To the point: Can you impose placeness on a place merely by making it into something that is supposed to have it? Can placeness be legislated and design-built? Or is it just something that, inexplicably, just is, all of its own, with a power that it simply has and imbues, and which no one can control? Why do young children eschew certain toys and prefer to play with the boxes they came in? How do plans fire imagination, and how does imagination find the very thing it needs in order to sing, or simply to find a resonance in?

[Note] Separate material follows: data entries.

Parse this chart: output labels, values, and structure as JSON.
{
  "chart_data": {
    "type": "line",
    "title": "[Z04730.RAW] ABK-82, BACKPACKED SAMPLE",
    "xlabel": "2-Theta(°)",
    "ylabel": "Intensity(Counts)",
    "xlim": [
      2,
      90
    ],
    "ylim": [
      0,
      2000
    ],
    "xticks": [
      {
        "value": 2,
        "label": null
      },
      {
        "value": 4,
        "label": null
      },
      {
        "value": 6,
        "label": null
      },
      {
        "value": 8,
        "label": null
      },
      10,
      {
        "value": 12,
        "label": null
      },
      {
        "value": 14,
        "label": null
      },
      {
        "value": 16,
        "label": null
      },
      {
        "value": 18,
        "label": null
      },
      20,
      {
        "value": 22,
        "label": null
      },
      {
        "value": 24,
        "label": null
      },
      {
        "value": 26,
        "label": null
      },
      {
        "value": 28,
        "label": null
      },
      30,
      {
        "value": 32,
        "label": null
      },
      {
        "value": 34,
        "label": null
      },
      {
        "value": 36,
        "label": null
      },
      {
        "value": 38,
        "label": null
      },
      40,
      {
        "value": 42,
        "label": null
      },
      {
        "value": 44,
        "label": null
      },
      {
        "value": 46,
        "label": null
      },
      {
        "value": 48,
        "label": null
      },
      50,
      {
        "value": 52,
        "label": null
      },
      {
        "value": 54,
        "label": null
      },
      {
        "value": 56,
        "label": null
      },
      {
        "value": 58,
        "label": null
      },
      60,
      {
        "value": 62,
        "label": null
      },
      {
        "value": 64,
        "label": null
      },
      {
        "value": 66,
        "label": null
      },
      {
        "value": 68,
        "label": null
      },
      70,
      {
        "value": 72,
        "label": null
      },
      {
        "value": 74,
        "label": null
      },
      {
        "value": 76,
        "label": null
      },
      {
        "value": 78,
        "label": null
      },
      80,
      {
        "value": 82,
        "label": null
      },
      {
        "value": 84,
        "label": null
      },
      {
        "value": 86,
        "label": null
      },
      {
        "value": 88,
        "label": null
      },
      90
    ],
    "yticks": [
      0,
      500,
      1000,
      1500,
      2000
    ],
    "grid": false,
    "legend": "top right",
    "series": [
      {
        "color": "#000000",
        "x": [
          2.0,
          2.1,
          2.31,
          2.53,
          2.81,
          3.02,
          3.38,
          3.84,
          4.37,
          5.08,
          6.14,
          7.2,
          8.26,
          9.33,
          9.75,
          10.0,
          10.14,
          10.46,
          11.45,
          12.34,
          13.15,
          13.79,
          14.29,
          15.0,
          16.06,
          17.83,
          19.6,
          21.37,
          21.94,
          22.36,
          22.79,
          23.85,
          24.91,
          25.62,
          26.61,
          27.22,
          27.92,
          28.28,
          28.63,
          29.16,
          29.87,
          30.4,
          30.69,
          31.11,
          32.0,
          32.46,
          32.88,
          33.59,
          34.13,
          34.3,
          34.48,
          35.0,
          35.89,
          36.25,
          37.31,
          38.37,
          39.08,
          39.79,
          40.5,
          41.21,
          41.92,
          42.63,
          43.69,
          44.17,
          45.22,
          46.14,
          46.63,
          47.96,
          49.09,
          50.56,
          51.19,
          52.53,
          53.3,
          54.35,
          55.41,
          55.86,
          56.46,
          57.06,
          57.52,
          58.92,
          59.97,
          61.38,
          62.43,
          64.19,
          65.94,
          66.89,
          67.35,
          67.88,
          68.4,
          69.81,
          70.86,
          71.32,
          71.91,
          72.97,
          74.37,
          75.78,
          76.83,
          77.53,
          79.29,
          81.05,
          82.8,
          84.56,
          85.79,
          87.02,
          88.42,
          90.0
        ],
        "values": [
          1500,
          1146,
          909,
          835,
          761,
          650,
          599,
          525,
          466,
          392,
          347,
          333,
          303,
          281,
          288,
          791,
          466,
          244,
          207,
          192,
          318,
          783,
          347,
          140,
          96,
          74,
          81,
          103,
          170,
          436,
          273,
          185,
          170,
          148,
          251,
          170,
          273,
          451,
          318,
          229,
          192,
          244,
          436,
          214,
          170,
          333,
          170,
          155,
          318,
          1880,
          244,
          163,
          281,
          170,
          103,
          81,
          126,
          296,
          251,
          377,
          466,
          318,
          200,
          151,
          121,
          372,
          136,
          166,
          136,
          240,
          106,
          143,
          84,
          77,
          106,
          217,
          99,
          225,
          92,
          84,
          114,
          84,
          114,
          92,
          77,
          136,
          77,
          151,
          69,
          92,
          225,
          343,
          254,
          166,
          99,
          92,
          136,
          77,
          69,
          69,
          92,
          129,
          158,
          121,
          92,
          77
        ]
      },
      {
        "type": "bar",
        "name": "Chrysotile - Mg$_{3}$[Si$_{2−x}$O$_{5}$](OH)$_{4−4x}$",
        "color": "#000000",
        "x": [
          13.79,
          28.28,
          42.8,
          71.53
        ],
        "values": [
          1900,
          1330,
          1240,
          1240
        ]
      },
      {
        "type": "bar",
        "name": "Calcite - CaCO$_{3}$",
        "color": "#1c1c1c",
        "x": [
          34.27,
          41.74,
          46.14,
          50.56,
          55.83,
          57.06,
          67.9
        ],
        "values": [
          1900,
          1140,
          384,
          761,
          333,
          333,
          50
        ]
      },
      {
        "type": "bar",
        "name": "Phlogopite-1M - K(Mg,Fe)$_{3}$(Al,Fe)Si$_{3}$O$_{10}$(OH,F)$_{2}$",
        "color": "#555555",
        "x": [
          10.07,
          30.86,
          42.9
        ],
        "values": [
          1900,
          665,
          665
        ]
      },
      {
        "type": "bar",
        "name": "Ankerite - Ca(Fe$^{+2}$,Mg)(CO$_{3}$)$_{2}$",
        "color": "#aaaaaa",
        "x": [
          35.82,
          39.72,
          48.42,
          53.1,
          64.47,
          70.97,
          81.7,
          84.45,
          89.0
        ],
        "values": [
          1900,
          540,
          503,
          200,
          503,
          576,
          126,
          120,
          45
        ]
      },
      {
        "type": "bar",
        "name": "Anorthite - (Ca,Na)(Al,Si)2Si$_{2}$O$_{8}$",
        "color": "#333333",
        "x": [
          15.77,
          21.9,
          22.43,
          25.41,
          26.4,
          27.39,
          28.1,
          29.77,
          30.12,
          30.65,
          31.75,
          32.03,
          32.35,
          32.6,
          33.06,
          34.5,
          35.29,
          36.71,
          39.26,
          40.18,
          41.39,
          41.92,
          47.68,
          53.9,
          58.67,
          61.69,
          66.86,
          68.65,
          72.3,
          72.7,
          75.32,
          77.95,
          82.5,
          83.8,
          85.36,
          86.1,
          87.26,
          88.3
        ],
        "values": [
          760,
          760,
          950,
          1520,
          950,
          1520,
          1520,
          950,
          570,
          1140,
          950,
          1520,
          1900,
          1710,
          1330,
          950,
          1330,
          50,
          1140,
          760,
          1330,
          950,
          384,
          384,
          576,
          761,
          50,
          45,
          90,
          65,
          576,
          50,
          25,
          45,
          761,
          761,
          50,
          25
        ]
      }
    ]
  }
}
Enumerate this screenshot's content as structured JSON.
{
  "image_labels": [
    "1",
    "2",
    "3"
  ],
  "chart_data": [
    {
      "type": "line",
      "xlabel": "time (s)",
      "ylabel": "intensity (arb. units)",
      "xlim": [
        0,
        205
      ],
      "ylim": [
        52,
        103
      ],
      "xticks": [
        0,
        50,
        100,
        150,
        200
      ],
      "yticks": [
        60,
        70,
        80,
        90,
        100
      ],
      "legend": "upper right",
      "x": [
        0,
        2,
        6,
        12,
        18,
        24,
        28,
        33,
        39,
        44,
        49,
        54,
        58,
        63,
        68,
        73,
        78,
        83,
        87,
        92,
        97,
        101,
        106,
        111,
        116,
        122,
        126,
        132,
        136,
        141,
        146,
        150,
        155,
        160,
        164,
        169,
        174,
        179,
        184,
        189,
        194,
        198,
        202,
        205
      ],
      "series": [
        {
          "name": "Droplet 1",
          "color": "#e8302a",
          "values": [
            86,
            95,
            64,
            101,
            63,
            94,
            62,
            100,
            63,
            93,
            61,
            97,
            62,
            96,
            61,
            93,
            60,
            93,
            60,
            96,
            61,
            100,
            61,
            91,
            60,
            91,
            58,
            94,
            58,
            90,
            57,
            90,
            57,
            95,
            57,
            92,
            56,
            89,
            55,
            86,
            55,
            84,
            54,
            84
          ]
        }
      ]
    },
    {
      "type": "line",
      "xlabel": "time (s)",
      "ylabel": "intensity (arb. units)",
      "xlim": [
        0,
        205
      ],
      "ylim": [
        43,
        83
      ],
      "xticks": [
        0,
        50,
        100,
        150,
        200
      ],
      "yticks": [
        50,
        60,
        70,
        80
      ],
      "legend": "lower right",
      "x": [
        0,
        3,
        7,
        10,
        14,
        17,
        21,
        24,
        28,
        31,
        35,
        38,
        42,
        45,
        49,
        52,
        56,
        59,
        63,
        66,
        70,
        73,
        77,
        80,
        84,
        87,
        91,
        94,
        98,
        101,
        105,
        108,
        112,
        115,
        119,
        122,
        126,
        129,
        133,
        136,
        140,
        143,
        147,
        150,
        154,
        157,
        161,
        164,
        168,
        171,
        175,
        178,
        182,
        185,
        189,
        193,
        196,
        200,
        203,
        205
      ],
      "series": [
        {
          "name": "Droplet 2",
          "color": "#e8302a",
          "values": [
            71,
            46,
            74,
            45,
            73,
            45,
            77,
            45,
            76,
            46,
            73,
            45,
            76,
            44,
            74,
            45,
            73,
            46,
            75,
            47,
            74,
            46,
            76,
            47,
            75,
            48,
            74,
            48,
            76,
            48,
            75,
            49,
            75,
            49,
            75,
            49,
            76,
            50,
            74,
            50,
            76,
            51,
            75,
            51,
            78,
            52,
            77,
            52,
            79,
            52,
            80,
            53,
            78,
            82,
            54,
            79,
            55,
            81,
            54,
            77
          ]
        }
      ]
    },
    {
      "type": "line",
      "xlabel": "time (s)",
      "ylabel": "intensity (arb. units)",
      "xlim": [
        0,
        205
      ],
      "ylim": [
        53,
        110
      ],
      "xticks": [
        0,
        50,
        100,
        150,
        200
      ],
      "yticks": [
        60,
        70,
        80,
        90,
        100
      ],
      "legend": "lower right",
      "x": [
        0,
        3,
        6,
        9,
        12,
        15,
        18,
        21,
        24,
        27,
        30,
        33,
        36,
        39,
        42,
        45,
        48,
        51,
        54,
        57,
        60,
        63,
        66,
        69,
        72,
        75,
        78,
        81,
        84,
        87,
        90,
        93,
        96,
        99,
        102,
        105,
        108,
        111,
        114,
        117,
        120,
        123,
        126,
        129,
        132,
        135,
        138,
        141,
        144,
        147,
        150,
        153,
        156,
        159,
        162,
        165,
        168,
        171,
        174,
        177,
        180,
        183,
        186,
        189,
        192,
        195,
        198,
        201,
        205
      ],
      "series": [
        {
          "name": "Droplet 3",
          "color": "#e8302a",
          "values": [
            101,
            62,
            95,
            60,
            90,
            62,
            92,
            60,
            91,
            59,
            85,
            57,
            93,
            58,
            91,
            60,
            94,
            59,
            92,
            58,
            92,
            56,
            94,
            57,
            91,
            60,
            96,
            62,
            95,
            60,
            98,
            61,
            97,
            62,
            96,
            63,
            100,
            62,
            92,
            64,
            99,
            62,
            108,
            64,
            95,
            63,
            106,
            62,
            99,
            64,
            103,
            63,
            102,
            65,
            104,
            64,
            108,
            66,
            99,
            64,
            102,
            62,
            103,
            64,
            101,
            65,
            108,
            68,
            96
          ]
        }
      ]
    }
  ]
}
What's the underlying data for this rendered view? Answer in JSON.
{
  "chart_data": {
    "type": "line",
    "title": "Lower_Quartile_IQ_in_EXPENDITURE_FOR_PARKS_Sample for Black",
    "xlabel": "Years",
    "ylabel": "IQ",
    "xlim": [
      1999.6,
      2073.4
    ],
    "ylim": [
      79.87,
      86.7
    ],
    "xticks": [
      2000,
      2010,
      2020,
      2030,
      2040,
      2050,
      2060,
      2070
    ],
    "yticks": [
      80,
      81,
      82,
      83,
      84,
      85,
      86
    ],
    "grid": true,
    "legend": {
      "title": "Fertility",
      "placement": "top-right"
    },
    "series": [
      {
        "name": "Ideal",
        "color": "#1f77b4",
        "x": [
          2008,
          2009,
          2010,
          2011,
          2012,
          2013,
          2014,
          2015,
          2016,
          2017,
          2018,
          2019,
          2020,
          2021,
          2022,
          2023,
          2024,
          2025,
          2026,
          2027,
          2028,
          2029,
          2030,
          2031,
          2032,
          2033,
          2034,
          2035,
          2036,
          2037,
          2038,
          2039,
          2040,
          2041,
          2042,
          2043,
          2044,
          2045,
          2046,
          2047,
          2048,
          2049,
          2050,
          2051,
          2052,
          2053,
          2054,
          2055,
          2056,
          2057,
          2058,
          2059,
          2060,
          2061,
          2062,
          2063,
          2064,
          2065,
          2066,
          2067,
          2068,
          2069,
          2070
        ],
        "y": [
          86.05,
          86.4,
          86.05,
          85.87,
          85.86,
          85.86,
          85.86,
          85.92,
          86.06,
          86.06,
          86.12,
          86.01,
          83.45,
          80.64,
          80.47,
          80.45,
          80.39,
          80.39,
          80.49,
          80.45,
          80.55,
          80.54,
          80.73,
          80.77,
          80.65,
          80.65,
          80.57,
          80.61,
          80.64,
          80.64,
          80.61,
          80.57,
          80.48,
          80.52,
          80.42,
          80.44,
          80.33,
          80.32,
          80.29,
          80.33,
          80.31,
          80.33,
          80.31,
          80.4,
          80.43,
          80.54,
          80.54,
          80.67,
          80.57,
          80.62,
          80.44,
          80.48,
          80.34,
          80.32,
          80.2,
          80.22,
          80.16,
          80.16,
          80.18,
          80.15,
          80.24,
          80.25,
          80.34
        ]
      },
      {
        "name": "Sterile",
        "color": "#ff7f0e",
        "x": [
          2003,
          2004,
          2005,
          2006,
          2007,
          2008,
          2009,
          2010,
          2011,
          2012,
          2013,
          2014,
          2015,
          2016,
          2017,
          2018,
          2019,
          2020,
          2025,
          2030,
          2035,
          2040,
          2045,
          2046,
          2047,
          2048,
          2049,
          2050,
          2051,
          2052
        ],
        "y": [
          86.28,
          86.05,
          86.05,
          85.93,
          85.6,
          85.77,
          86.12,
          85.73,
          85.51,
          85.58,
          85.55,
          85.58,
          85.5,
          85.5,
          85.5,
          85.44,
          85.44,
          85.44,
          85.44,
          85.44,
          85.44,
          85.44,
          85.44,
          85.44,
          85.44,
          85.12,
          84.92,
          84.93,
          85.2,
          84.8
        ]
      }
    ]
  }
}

Oldenburg’s brush, like the 1400 block of Cherry Street, has two ends; will it point down, attracting simpatico souls to a place they recognize as something of their own and of themselves, or will it point them away from the plaza, propelling thoughts and gazes elsewhere?
We wish it luck, the Lenfest Plaza; we hope it “works.” It has big guns and good brains behind it, and the city can use it. But placeness is a funny thing – it may not be where you want it to be, but it is where you least expect it, and most need it, when you come upon it. And you know it when you feel it – the way a painter knows that that stroke of her brush is just the right one.